他にもフランク・オーシャンやケンドリック・ラマ―、レディオ・ヘッド、カニエ・ウェストらトップミュージシャンたちの楽曲が使われています。
中にはタイラー役のケルヴィン・ハリソン・ジュニアのオリジナル曲もあり、オリジナルスコアを含めるとさらにいくつかの魅力的な楽曲が詰め込まれているので、鑑賞後はサウンドトラックをぜひ聴いてみてください。映画の世界観に再びどっぷりと浸れるのでお勧めです。
まとめ
物語は兄と妹が中心になっており、それぞれを演じたケルヴィン・ハリソン・ジュニアとテイラー・ラッセルの繊細な演技は文句なしに素晴らしいものですが、父と母の役割もとても大きいです。
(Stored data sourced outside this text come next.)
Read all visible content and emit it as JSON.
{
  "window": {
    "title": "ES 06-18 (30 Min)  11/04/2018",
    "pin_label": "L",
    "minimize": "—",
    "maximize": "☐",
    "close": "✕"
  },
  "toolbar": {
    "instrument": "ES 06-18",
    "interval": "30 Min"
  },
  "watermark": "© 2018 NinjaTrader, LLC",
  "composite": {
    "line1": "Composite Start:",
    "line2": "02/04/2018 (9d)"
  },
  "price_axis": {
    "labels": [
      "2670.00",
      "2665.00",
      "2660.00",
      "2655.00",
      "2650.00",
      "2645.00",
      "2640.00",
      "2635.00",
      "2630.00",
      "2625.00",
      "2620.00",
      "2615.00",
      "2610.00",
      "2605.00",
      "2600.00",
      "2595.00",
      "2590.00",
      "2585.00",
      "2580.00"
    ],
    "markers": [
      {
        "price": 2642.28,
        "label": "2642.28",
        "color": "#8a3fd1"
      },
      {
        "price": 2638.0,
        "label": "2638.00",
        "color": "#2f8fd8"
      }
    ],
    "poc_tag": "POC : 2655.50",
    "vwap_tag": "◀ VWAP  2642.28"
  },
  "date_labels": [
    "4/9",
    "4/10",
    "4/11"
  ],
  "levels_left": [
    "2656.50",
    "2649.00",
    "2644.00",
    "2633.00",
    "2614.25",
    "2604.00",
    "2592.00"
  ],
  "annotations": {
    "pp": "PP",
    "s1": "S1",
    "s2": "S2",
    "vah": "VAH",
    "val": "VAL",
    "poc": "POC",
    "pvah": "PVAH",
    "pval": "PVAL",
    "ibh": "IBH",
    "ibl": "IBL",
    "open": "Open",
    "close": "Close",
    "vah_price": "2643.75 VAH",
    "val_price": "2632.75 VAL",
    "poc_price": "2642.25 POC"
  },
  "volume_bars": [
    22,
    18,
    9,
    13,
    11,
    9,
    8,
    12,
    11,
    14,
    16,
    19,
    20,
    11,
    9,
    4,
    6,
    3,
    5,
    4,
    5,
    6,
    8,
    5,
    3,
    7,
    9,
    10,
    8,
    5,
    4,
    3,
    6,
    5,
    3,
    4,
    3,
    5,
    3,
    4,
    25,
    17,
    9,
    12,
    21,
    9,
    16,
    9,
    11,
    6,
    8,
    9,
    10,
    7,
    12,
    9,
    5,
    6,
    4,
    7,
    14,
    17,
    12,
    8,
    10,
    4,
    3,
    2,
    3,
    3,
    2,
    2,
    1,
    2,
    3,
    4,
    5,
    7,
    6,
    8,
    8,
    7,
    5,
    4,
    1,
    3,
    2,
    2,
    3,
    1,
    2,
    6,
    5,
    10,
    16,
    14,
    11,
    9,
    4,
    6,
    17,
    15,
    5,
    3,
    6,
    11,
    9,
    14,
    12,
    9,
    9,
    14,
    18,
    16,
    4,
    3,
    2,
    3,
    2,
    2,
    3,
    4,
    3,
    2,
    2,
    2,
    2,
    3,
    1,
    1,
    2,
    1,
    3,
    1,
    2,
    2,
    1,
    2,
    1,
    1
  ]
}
特に注目なのが父親。愛ゆえの厳しさと後悔の念に襲われる重要な役割を見事に演じきったのは、大ヒットドラマシリーズ「THIS IS US」でランダル・ピアソン役を務めたスターリング・K・ブラウンです。
エミー賞やゴールデングローブ賞で最優秀男優賞を受賞するなど、アフリカ系アメリカ人として快挙を成し遂げている実力派俳優のひとりです。
彼の話し方や、険しい表情から一変弱さを見せる演技は見事の一言。
また製作陣としては、ニコラス・ウィンディング・レフン監督の『ネオン・デーモン』を手掛け、スパイク・ジョーンズやルカ・グァダニーノら有名監督と仕事をしているエリオット・ホステッタ―が美術を担当しています。
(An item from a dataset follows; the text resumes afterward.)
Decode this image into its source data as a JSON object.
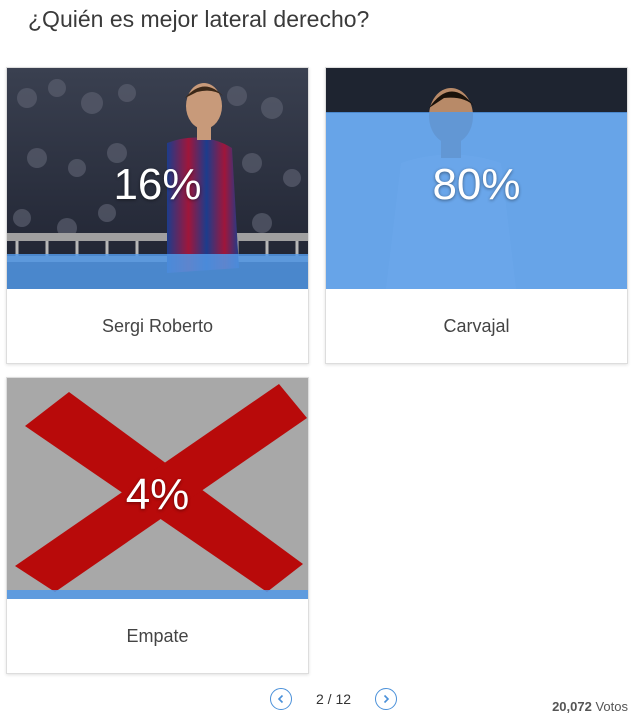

音楽担当には『ソーシャル・ネットワーク』でアカデミー賞作曲賞を受賞したトレント・レズナー、アッティカス・ロスのコンビ。『ドラゴンタトゥーの女』『ゴーン・ガール』でゴールデングローブ賞作曲賞にノミネートされた経験もある実力者です。
才能あふれる作り手による、独創性と情感あふれる世界観ををもつ本作は、世界中の多くの人の心に残る一作だといえるでしょう。
映画『WAVES/ウェイブス』は2020年7月10日(金)より公開です。なるべく大きなスクリーンで、良質の音響で、この感動をご体感ください。